WATERVILLE — The City Council voted 6-0 Tuesday to approve a proposed $41.9 million municipal and school budget for 2018-19 that increases the tax rate tax by $1.94 per $1,000 worth of property valuation — an 8.3 percent tax increase.

Mayor Nick Isgro has said he would veto any budget that increases the tax rate by more than 3 percent. He did not say at Tuesday’s meeting that he plans to veto the action, but if he does, he must submit the veto to the city in writing. The council could override such a veto at its next meeting July 3.

Resident Rien Finch stood to ask Isgro what he would recommend the council cut to get the tax increase from 8.3 to 3 percent, a question Isgro has been asked by reporters, but which he has not answered.

Isgro told Finch he would start by saying no to a 6 percent increase for employees in the largest union, apparently referring to school employees. He said there are a lot of things that could be cut. He added that by city charter, it is not his job as mayor to cut the budget. He said the city should lay out before budget discussions each year what the city can tolerate for a budget and stick to it instead of spending money throughout the year and coming to a budget vote in a panic.

“Until we have a firm enough backbone to say, ‘This is what you get because this is what we can afford …'” Isgro said.

He said there are new positions in the city and schools that can be cut but he did not say which positions. At that, Finch asked if Isgro had figures he could present to show how to get the tax increase down to 3 percent.


“That’s actually not my job,” Isgro said, adding that, until the system is changed, the budget process will continue to work the way it has.

“Is this an empty veto threat?” Finch asked. “You know they can’t get to 3 percent and you’re going to veto anyway.”

“I think they can,” Isgro retorted.

An effort in last week’s election to recall Isgro failed by 91 votes, in a 1,563-1,472 vote.

Some Isgro supporters stood Tuesday to congratulate him for not being recalled.

One supporter, Sandra Sullivan, asked if any councilors discussed the budget in meetings that were not attended by the public. Isgro had claimed during the last few weeks that the council was crafting a 13 percent tax increase behind closed doors, which is illegal, but councilors and City Manager Michael Roy said that was not true.


Council Chairman Steve Soule, D-Ward 1, said people ask him what was done differently this year in the budget process; he said it was the exact same process used for the last three years. All the meetings were attended by the city council, mayor and city manager, according to Soule.

“We never had any meetings that the mayor was not at,” he said.

Former eight-year state Rep. Marilyn Canavan stood at the beginning of the meeting to say Roy and councilors were not to blame for the city’s financial difficulties; she said the state is not giving the city the revenue sharing it is owed.

Canavan, the former director of the Maine Ethics Commission, said that years ago the state started the revenue sharing program to help stabilize municipal tax burdens and aid city services and eventually, the revenue sharing started to decrease to municipalities.

Waterville received $2.2 million in revenue sharing in 2007 and six years later, it got $1 million, she said.

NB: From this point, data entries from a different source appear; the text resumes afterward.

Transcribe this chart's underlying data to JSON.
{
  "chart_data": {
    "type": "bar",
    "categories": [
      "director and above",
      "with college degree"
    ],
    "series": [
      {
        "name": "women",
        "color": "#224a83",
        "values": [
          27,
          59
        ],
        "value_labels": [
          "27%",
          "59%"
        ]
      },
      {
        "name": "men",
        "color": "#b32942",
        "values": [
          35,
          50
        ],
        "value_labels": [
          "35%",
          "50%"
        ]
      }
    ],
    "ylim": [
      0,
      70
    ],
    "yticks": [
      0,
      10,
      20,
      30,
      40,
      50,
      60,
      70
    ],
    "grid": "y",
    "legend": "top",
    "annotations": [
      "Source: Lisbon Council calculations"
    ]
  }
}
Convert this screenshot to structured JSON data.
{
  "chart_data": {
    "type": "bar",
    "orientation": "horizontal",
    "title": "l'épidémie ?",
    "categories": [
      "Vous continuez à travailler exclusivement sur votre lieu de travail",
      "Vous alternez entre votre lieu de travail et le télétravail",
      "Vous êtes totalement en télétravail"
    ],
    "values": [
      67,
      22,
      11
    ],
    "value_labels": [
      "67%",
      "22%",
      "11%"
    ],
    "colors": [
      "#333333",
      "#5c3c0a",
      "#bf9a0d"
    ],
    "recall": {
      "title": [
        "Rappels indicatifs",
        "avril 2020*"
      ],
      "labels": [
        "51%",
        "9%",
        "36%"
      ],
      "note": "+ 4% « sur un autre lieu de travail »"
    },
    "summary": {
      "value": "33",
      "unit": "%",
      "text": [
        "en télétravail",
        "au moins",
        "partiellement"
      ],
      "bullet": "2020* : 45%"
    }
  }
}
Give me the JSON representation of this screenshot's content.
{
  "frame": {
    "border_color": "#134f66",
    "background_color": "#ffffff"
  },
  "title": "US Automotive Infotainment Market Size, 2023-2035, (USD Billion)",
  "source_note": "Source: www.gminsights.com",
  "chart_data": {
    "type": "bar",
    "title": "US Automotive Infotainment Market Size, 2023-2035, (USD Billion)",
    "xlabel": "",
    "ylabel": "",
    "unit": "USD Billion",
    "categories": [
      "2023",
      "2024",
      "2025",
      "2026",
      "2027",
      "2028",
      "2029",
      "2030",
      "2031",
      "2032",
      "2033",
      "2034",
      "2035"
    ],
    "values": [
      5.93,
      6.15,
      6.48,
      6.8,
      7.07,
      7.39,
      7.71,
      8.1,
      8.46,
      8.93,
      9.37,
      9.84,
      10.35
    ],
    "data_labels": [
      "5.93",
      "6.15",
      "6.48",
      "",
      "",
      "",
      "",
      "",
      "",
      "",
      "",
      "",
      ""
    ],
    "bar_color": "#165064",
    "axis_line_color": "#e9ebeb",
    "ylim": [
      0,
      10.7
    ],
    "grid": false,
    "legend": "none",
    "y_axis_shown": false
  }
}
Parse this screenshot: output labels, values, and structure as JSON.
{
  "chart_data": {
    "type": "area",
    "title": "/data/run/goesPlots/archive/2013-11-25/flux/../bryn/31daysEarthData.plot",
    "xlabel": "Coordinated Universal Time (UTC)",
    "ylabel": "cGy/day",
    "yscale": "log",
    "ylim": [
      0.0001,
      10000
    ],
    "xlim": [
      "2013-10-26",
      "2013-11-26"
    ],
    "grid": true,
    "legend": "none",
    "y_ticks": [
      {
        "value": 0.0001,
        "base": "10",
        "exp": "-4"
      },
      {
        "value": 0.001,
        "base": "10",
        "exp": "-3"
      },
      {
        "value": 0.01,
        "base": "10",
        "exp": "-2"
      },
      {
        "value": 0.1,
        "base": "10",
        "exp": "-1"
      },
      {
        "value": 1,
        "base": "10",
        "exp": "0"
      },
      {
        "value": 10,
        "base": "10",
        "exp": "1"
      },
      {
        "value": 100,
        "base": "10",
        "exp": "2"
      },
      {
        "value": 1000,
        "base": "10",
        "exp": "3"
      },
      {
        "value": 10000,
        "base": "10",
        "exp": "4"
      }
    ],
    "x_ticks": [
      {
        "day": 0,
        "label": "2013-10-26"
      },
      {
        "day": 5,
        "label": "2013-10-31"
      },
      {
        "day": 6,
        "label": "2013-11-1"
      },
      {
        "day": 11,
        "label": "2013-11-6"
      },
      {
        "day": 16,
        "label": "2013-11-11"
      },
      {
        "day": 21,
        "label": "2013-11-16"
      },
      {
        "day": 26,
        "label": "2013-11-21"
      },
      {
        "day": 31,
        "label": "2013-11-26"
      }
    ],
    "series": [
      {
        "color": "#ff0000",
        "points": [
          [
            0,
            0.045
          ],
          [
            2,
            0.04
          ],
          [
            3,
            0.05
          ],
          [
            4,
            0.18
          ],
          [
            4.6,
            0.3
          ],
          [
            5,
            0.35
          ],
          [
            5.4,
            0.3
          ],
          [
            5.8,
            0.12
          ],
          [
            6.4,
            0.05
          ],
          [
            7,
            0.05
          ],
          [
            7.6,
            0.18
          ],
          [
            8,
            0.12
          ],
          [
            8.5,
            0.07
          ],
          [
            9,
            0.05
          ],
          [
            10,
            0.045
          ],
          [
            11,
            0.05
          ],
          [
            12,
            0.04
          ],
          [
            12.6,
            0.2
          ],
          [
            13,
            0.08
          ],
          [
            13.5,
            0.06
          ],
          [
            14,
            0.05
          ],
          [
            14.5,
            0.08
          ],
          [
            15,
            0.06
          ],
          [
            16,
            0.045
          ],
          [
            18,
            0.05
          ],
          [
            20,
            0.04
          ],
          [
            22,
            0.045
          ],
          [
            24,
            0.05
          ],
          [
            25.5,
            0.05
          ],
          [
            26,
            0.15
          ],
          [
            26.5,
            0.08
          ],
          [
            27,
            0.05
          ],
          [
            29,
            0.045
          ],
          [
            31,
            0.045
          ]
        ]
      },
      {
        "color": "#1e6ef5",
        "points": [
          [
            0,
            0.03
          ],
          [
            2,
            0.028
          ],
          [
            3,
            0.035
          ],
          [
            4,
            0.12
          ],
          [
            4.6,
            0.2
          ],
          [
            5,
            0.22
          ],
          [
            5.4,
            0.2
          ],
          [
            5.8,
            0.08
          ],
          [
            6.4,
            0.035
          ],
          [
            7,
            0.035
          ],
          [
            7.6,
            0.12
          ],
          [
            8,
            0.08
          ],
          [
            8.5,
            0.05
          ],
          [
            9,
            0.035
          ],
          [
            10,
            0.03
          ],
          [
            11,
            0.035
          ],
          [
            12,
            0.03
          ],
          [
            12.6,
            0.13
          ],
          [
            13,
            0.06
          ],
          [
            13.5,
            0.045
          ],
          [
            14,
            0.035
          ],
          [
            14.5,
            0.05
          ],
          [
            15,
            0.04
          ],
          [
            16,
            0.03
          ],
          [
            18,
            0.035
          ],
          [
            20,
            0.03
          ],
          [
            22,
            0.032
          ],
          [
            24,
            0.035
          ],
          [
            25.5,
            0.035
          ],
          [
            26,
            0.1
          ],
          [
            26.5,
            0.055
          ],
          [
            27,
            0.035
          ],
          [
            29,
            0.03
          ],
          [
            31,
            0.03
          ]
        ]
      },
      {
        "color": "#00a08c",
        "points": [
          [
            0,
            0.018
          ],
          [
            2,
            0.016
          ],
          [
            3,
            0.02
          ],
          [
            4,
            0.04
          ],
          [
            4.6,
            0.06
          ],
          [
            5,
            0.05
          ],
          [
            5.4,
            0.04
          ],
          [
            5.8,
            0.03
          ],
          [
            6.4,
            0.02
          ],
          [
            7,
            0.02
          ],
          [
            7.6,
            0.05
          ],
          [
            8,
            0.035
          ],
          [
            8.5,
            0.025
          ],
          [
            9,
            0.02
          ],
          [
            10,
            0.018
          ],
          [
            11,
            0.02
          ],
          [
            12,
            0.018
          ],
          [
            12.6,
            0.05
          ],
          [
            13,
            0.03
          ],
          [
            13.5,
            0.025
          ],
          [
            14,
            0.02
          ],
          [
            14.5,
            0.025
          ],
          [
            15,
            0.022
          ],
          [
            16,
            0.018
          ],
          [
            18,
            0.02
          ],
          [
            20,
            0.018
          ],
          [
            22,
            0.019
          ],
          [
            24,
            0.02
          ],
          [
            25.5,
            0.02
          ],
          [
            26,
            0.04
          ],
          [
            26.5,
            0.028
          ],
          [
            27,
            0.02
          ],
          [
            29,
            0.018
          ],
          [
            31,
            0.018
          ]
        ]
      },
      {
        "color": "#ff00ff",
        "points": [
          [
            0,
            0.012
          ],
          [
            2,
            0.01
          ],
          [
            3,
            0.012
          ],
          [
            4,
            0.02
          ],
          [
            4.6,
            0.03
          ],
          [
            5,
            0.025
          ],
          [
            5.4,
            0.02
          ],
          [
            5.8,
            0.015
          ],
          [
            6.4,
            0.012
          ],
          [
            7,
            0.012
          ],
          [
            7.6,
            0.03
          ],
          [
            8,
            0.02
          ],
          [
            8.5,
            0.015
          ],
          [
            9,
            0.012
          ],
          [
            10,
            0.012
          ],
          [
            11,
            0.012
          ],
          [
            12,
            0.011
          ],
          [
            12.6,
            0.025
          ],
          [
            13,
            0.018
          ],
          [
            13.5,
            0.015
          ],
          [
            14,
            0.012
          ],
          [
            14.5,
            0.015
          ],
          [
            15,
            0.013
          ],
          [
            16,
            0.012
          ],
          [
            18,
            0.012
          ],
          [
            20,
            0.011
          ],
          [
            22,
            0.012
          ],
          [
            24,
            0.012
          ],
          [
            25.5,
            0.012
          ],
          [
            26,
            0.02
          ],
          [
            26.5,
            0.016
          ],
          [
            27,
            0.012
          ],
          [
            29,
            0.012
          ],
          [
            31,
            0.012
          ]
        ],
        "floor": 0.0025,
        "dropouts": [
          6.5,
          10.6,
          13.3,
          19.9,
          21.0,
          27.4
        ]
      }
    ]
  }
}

Over the last 10 years, the city has lost $1.4 million annually, she said.

“So, we’re only getting half the money we were promised,” Canavan said.


She said Gov. Paul LePage, who fought for revenue sharing when he was mayor of Waterville, is “doing an about-face and keeping our money.”

She said he has put $197.8 million in the state’s rainy day fund, or surplus.

“I hope this clarifies why our taxes are likely to increase this year,” Canavan said, urging people to head to Augusta to insist the state restore revenue sharing.

“It is our money, and I thank you all for hearing me out,” she said.

Councilor Winifred Tate, D-Ward 6, was absent from Tuesday’s meeting.

City Manager Michael Roy said earlier this week that reducing the proposed budget to 3 percent would require cutting $900,000. He and councilors have said doing that would mean gutting departments. For instance, such a cut might mean transforming the fire department into a volunteer department. Isgro said Tuesday night that police and fire departments would not have to be gutted. He said saying that was way of scaring people.


The council on June 5 voted 7-0 to approve the proposed $41.9 million municipal and school budget for 2018-19. Approval required two votes.

The proposed municipal budget councilors approved Tuesday is $18 million; the proposed school budget is $23.9 million. The tax rate of $23.33 per $1,000 worth of valuation increases to $25.27, so a taxpayer with a home worth $100,000 would pay $2,527 in taxes — an increase of $194.

The budget increase is reflected mainly in increases in insurances and salaries that are determined through collective bargaining. The city took in less revenue this year than last and the city is not getting the revenue sharing from the state that it is owed.